Materials are advancing at a record rate, with unimagined complexity even in now standard materials. Traditional measurement tools can only get approximate material properties. Core to all proper design and accurate computer modeling is a base understanding of accurate material properties. Full-field optical measurement tools using 3D digital image correlation (DIC) is able to provide a more complete measurement and analysis of these advanced materials, providing precise material properties at all scales. This paper will review microscopic analysis of crystalline behavior, coupon testing of dog bone specimens and large scale materials measurements in stamping operations. In addition, the measurement of extreme materials properties, such as high-speed forming limit curves and deep drawing properties will be discussed. Key to all of these measurements are the associated standards that control them; these will be discussed.

Full-field optical methods are replacing many of the traditional test measurement methods for verification and iteration of computer models and simulations. This paper will discuss the development of these technologies and their impact on the testing and FEM worlds for solving many typical measurements, and some measurements considered here to fore impossible.

Materials qualification, forming analysis, component and structural testing, advanced video metrology systems utilizing photogrammetry and image correlation provide robust full-field measurement capabilities for broad ranges of measurement applications.
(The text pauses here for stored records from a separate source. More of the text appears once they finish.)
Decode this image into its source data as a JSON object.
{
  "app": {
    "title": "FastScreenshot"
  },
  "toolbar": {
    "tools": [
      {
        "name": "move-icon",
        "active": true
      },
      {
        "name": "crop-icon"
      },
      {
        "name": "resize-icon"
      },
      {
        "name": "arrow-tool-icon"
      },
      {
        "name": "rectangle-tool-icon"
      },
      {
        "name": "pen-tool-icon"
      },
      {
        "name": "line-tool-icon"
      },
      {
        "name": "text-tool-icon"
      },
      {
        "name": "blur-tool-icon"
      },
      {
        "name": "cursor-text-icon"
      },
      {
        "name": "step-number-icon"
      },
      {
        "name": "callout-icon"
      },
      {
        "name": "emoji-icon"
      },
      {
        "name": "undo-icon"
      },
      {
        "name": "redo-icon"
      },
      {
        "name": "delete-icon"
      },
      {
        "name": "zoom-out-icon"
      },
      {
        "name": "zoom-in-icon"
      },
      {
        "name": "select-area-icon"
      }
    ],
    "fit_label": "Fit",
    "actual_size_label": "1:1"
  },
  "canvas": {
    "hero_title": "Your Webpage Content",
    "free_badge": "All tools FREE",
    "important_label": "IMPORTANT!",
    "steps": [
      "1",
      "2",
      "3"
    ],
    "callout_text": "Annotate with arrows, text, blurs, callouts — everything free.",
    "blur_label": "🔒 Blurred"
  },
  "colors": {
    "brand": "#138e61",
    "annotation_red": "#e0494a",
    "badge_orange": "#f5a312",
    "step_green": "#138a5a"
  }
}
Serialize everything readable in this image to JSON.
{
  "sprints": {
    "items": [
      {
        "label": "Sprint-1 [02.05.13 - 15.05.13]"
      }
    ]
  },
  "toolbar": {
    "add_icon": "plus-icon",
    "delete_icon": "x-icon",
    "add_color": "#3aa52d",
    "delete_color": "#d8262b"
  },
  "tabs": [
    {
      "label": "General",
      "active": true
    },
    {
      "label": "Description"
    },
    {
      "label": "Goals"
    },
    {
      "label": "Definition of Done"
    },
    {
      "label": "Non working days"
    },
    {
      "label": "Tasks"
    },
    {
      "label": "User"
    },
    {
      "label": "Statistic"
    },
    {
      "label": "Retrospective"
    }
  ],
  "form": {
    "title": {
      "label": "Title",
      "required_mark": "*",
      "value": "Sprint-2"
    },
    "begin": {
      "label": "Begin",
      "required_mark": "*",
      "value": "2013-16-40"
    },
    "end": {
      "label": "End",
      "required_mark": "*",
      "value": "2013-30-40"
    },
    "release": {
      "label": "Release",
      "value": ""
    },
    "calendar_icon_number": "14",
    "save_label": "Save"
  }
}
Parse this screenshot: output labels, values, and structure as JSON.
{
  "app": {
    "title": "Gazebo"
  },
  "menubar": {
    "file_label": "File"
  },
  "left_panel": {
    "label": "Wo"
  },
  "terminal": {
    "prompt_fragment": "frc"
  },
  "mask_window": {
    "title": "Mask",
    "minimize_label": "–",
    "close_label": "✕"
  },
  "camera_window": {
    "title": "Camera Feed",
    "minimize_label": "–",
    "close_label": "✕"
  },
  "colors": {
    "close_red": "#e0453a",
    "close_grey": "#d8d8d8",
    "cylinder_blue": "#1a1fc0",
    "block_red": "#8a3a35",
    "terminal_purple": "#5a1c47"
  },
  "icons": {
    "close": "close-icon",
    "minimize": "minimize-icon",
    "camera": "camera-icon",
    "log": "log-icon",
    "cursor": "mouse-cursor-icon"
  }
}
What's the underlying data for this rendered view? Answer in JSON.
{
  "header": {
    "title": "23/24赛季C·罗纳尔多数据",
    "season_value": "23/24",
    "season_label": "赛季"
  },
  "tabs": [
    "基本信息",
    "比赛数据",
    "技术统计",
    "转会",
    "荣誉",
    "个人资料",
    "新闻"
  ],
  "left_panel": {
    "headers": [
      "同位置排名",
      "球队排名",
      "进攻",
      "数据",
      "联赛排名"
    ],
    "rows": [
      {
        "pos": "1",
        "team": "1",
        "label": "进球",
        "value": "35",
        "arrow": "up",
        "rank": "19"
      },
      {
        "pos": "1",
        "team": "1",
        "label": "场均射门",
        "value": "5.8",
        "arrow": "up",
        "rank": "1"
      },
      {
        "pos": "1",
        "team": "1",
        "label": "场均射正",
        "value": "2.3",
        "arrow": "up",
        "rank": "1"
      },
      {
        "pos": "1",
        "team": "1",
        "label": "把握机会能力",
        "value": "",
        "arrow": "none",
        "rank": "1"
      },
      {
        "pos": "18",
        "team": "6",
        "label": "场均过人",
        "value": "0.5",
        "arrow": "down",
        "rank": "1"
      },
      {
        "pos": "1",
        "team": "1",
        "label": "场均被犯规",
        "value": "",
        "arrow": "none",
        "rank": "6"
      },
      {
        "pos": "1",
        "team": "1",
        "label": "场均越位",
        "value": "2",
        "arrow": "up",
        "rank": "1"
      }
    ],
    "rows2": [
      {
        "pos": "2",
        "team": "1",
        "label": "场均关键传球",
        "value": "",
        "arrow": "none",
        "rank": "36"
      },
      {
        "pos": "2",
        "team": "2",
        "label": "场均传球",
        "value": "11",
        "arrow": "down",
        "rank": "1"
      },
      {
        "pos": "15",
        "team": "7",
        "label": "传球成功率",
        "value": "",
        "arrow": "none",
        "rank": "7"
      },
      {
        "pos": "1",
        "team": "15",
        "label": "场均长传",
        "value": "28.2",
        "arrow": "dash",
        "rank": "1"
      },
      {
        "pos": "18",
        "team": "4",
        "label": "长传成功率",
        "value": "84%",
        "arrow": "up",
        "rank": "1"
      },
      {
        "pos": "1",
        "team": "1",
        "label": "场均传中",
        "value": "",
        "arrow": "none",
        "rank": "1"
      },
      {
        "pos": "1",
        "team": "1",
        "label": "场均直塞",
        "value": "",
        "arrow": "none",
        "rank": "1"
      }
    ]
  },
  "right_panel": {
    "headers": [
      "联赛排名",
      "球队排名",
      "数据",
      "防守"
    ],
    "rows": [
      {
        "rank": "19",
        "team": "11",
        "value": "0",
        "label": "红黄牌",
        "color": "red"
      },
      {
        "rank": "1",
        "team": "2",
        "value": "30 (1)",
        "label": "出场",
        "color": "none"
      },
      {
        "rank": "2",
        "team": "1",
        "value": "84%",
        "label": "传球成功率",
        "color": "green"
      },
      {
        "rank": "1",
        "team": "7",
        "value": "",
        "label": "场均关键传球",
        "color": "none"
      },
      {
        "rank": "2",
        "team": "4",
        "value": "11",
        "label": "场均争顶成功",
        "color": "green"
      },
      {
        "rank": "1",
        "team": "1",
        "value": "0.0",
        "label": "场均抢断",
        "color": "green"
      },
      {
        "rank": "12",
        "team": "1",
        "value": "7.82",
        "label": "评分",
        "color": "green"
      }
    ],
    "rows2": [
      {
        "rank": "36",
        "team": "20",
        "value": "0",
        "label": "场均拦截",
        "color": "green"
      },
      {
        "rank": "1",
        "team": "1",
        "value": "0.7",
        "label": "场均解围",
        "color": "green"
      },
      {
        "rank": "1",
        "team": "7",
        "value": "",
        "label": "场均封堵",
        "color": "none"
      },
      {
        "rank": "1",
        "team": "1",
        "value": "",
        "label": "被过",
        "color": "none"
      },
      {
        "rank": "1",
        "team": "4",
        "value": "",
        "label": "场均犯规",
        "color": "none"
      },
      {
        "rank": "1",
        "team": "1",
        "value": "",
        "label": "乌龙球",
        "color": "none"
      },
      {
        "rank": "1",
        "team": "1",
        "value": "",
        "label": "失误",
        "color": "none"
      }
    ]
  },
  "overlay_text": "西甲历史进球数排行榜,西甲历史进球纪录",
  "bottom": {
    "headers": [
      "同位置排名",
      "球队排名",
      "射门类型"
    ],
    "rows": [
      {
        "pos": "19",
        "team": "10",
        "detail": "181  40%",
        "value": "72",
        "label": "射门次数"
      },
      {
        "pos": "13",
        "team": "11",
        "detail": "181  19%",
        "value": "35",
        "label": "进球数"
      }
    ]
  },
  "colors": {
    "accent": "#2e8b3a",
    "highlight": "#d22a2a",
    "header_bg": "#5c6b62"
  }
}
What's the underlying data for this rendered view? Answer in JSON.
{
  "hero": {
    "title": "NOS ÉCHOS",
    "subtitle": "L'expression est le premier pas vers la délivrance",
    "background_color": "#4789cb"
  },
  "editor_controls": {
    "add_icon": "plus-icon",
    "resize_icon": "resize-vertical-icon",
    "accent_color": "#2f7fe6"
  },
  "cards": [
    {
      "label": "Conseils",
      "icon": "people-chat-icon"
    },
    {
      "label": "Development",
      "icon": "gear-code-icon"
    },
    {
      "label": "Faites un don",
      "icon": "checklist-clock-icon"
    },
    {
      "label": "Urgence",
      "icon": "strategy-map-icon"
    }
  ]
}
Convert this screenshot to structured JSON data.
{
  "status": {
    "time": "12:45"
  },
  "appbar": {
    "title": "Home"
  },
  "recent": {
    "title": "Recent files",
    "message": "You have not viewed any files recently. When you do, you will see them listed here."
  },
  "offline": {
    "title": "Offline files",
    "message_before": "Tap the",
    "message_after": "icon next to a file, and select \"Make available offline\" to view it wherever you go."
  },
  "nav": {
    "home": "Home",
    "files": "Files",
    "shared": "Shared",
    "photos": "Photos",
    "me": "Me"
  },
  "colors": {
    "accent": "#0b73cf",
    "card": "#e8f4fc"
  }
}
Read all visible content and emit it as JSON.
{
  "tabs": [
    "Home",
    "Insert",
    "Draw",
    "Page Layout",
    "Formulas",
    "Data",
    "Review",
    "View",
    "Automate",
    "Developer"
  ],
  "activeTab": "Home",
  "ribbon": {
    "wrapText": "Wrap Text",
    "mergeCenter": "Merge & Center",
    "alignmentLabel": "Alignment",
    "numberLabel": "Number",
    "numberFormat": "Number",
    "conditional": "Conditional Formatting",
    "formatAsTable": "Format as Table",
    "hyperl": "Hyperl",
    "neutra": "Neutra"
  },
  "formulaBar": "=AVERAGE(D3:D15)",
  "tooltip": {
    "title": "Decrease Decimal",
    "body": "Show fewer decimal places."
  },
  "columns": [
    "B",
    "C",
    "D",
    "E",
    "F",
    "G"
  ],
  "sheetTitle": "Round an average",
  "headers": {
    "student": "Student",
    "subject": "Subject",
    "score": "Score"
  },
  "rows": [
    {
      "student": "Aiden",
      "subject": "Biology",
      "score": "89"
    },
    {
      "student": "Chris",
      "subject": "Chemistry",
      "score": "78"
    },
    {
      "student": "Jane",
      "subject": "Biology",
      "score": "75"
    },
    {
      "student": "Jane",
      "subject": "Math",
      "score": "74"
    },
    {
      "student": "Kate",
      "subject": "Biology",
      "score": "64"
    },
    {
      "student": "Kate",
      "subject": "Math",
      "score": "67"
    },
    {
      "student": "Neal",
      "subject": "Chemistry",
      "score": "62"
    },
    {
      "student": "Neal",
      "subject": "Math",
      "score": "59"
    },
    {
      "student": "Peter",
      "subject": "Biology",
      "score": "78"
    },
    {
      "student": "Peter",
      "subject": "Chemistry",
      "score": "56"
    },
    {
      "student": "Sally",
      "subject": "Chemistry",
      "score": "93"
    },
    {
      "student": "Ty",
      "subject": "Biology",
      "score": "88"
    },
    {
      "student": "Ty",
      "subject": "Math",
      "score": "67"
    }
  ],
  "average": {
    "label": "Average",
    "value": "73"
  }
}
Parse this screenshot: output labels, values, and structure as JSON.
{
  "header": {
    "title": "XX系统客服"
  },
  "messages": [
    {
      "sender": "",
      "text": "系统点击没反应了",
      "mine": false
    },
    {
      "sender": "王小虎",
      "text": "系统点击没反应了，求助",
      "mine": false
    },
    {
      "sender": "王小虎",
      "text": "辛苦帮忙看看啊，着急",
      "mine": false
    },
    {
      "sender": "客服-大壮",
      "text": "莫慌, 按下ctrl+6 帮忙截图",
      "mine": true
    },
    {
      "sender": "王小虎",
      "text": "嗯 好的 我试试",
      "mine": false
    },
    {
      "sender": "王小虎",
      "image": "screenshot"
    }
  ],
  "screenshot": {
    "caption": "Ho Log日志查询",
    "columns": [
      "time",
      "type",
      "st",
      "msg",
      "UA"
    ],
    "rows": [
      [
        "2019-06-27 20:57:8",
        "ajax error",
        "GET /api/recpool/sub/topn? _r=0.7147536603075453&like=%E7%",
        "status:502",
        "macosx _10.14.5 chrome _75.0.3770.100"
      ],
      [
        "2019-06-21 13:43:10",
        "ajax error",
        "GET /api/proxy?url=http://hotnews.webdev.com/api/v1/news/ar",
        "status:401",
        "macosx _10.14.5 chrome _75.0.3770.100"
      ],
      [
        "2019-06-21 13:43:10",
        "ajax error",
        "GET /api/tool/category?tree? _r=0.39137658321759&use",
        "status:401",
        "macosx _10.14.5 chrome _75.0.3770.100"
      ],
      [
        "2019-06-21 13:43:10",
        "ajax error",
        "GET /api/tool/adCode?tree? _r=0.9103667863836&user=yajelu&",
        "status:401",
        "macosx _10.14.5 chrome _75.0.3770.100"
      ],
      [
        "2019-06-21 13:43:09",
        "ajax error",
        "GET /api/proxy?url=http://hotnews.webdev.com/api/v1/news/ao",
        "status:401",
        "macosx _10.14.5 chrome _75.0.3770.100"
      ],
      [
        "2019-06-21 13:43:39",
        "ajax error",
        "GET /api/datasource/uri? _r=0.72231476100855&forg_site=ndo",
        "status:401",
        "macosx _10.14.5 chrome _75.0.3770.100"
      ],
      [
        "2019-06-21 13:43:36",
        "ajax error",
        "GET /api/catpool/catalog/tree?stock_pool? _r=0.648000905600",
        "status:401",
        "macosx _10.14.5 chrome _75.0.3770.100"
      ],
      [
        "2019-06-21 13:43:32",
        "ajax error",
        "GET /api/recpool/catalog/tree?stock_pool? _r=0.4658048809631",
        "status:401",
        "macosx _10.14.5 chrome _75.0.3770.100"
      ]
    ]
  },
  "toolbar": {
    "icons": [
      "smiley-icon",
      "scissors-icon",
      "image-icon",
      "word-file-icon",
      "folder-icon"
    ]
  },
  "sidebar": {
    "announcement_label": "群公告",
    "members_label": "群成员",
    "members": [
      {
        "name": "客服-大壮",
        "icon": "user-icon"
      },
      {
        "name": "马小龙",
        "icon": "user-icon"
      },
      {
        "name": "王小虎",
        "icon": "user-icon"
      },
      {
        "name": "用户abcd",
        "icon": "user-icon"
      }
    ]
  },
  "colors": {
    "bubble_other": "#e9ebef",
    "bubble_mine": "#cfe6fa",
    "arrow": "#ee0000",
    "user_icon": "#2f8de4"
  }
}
These advanced techniques of 3D image correlation (ARAMIS) for 3D deformation and strain measurement, photogrammetry (ARGUS) for automated forming analysis for manufactured parts and dynamic photogrammetry (PONTOS), are substantially more robust and provide a greater dynamic range than other technologies, and are simpler to use and less expensive to implement. The technologies are inherently three-dimensional, measuring total deformation of complex objects and their shape, rather than just relative deformation. The technology also has a much higher dynamic range of deformation measurement, which is particularly critical during dynamic deformation analysis such as during systems analysis, plastic deformation and defect propagation.